KUR’AN DETAY GÖSTERİR
Maide Sûresi’nden örnekler veren Karauğuz, Kur’an’ın Tevrat ve İncil’deki değişiklikleri ortaya koyduğunu vurguladı:“Kur’an’ın eksik olduğunu söylemek büyük yanlıştır. Kur’an önceki kitaplarda nelerin değiştirildiğini tek tek anlatıyor. Tevrat’ın, Hitit yasalarından ve Hammurabi kanunlarından alıntılarla dolu olduğunu herkes biliyor. Ama Kur’an doğrusunu veriyor. Tevrat, Mısır'a ve Abimelek'in ülkesine göç eden İbrahim'in karısı Sara'nın ve yine oğlu İshak'ın da karısı Rebeka'yı kızkardeşi olarak tanıttığından söz eder ama Kur'an böyle bir bilgiyi teyit etmez.” Tevrat, İbrahim'in ilk oğlu İsmail olmasına karşın oğlu İshak üzerinden olayları anlatmayı tercih ettiğine ve.peygamberlere yönelik o kadar çok çirkin ve hatta müstehcen denilebilecek ifadeler kullanıldığına atıf yaptı.
Türkiye’de arkeoloji disiplininin Batı’ya göre geri kaldığını belirten Karauğuz, özellikle Hititler konusunda büyük bir bilgi karmaşası olduğunu ifade ederek, Anadolu’da Etiler vardı, adına Hitit dediler.Cumhuriyet’in ilk yıllarında 2 Hitit Kongresi düzenlendiğini ,cümle kuruluşunun Ural- Altay dil ailesine benzediğine örnekler üzerinden vererek “ Biz kendi uygarlığımızın adını bile bilmez hale geldik. Oysa Hitit sınırı Konya’nın güneyine kadar geliyordu. Eflatunpınar’daki açık hava tapınağında Fırtına Tanrısı olarak görüyoruz.” ifadelerini kullandı.

HAKİKATİN ÖLÇÜSÜ
Tevrat’ta peygamberlere iftiralar niteliğinde bölümler bulunduğunu belirten Karauğuz, “Bu yüzden Tevrat bir din kitabı değildir, tarih kitabıdır.” Hz. İbrahim'e yönelik iftiraların haddi hesabı olmadığına, Tevrat’ın ise Gılgamış destanını kısmen değiştirerek kendi içine aldığına değindi: “Türkiye kendi arkeoloji geleneğini kurması zorunludur. Bizim Kur’an arkeolojisi bölümlerine ihtiyacımız var. Medeniyet Anadolu’dan yükseldi ama bunu dünyaya anlatamadık. Artık bu çalışmalara başlamalıyız. Kur’an detay veren bize her şeyi açıklayan bir kitaptır. Biz arkeolojik çalışmalara fazla önem vermiyoruz. Babil Kralı Hamınurabi İbrahim peygamberin doğduğu Ur’a yakın yerde hüküm sürüyordu. Bu bölgede arkeologlar çalışmalar yaptılar. Biz sadece Batılıların yaptığı çalışmaları değerlendiriyoruz.”

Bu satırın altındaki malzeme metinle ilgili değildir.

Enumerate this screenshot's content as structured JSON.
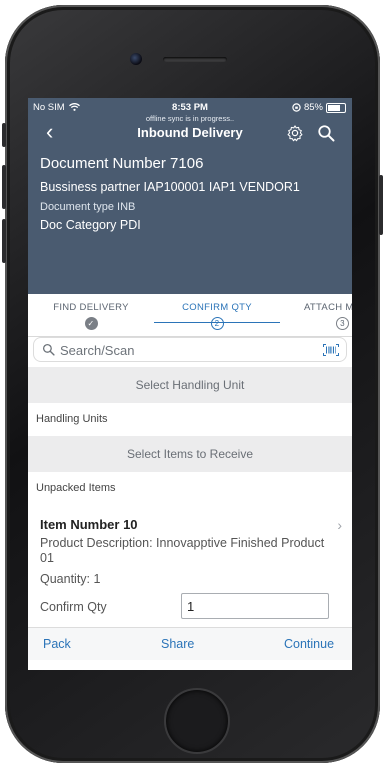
{
  "status_bar": {
    "carrier": "No SIM",
    "time": "8:53 PM",
    "battery": "85%"
  },
  "sync_message": "offline sync is in progress..",
  "nav": {
    "title": "Inbound Delivery"
  },
  "document": {
    "number": "Document Number 7106",
    "business_partner": "Bussiness partner IAP100001 IAP1 VENDOR1",
    "type": "Document type INB",
    "category": "Doc Category  PDI"
  },
  "steps": [
    {
      "label": "FIND DELIVERY",
      "marker": "✓"
    },
    {
      "label": "CONFIRM QTY",
      "marker": "2"
    },
    {
      "label": "ATTACH M",
      "marker": "3"
    }
  ],
  "search": {
    "placeholder": "Search/Scan"
  },
  "sections": {
    "select_handling_unit": "Select Handling Unit",
    "handling_units": "Handling Units",
    "select_items": "Select Items to Receive",
    "unpacked_items": "Unpacked Items"
  },
  "item": {
    "name": "Item Number 10",
    "description": "Product Description: Innovapptive Finished Product 01",
    "quantity": "Quantity: 1",
    "confirm_label": "Confirm Qty",
    "confirm_value": "1"
  },
  "footer": {
    "pack": "Pack",
    "share": "Share",
    "continue": "Continue"
  },
  "colors": {
    "header_bg": "#4a5b70",
    "accent": "#2b74b8"
  }
}
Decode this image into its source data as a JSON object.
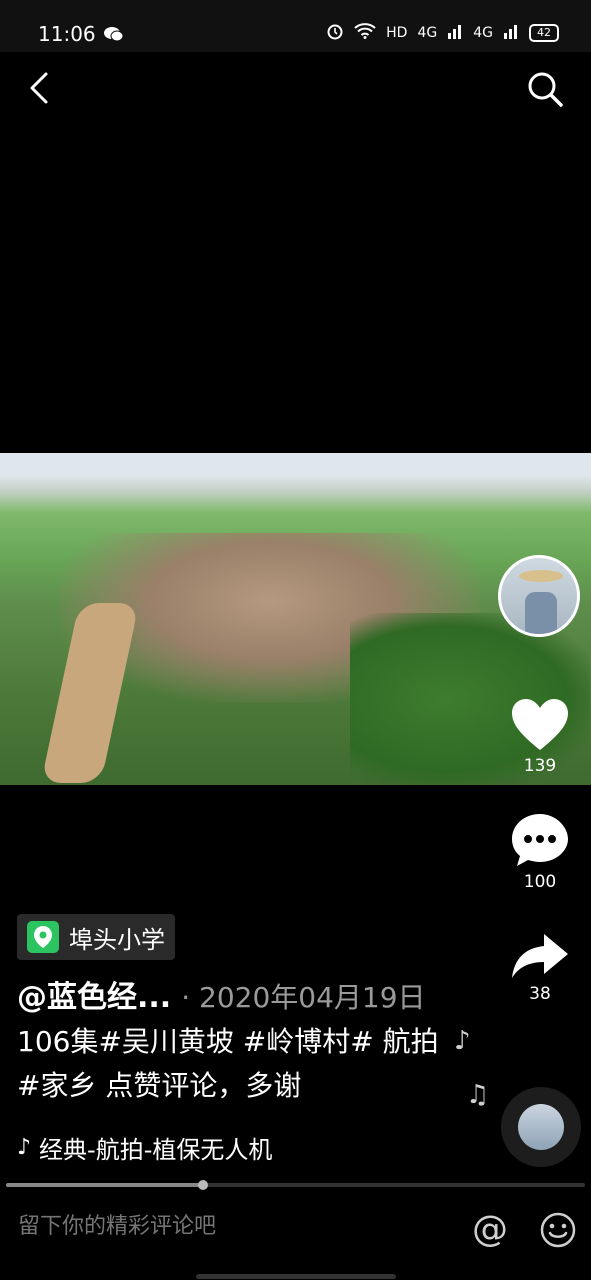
{
  "status_bar": {
    "time": "11:06",
    "network_label": "HD",
    "signal1": "4G",
    "signal2": "4G",
    "battery": "42"
  },
  "video": {
    "author": "@蓝色经...",
    "date": "· 2020年04月19日",
    "caption": "106集#吴川黄坡 #岭博村# 航拍 #家乡 点赞评论，多谢",
    "location": "埠头小学",
    "music": "经典-航拍-植保无人机",
    "progress": 0.34
  },
  "actions": {
    "likes": "139",
    "comments": "100",
    "shares": "38"
  },
  "comment_bar": {
    "placeholder": "留下你的精彩评论吧",
    "at_label": "@"
  },
  "colors": {
    "location_pin": "#2cc461",
    "background": "#000000"
  }
}
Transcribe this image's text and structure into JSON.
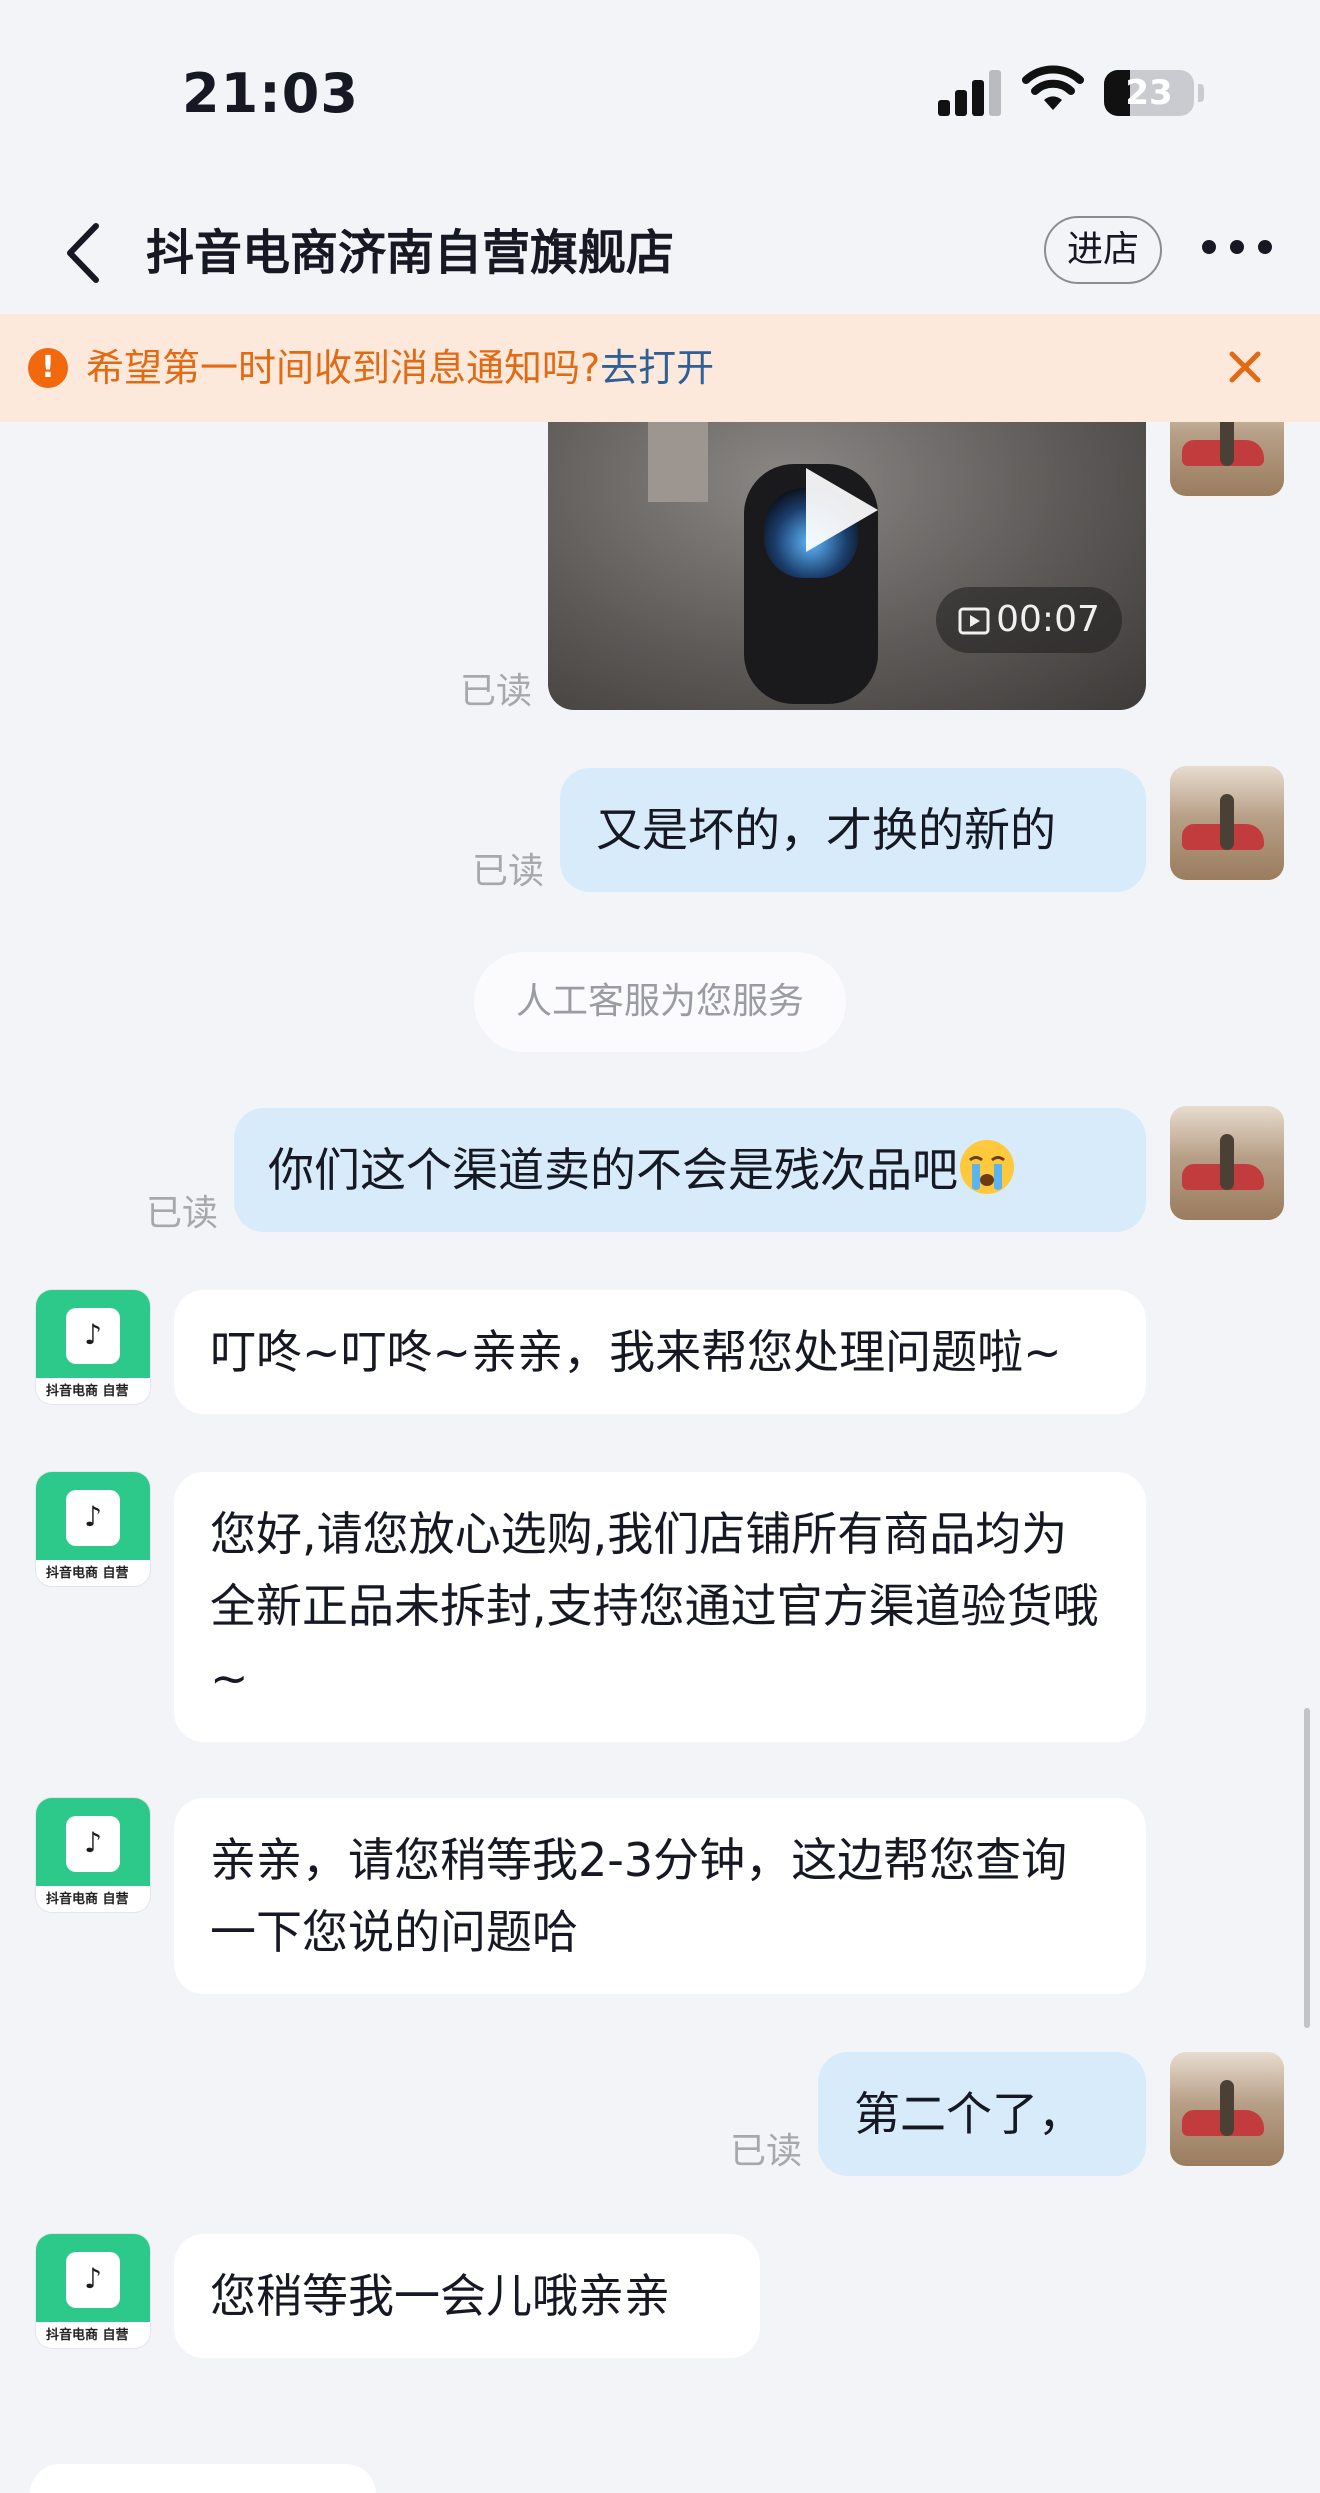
{
  "status_bar": {
    "time": "21:03",
    "battery": "23"
  },
  "header": {
    "title": "抖音电商济南自营旗舰店",
    "store_button": "进店"
  },
  "notice": {
    "text": "希望第一时间收到消息通知吗?",
    "link": "去打开"
  },
  "messages": {
    "video_duration": "00:07",
    "read_label": "已读",
    "m1": "又是坏的，才换的新的",
    "system": "人工客服为您服务",
    "m2": "你们这个渠道卖的不会是残次品吧",
    "m3": "叮咚~叮咚~亲亲，我来帮您处理问题啦~",
    "m4": "您好,请您放心选购,我们店铺所有商品均为全新正品未拆封,支持您通过官方渠道验货哦~",
    "m5": "亲亲，请您稍等我2-3分钟，这边帮您查询一下您说的问题哈",
    "m6": "第二个了，",
    "m7": "您稍等我一会儿哦亲亲"
  },
  "shop_avatar_caption": "抖音电商 自营",
  "colors": {
    "accent_orange": "#f2680c",
    "link_blue": "#2f5f95",
    "user_bubble": "#d7ebfb",
    "shop_green": "#2dc98a"
  },
  "icons": [
    "back-icon",
    "more-icon",
    "alert-icon",
    "close-icon",
    "play-icon",
    "signal-icon",
    "wifi-icon",
    "battery-icon"
  ]
}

Tevrat’ın büyük kısmının destanlardan alınmış, tarihî ve dinî açıdan bozulmuş bilgiler içerdiğine, Kur’an’ın önceki metinlerdeki yanlışları değiştirdiğine değinerek konuşmasını tamamladı.Sohbetin soru cevap kısmından sonra HİSDER Başkanı Prof. Dr. Önder Kutlu, Muammer Toprak ve Hasan Eren tarafından Prof. Dr. Güngör Karauğuz’a hediyesi takdim edildi. Toplantı toplu fotoğraf çekimiyle sona erdi.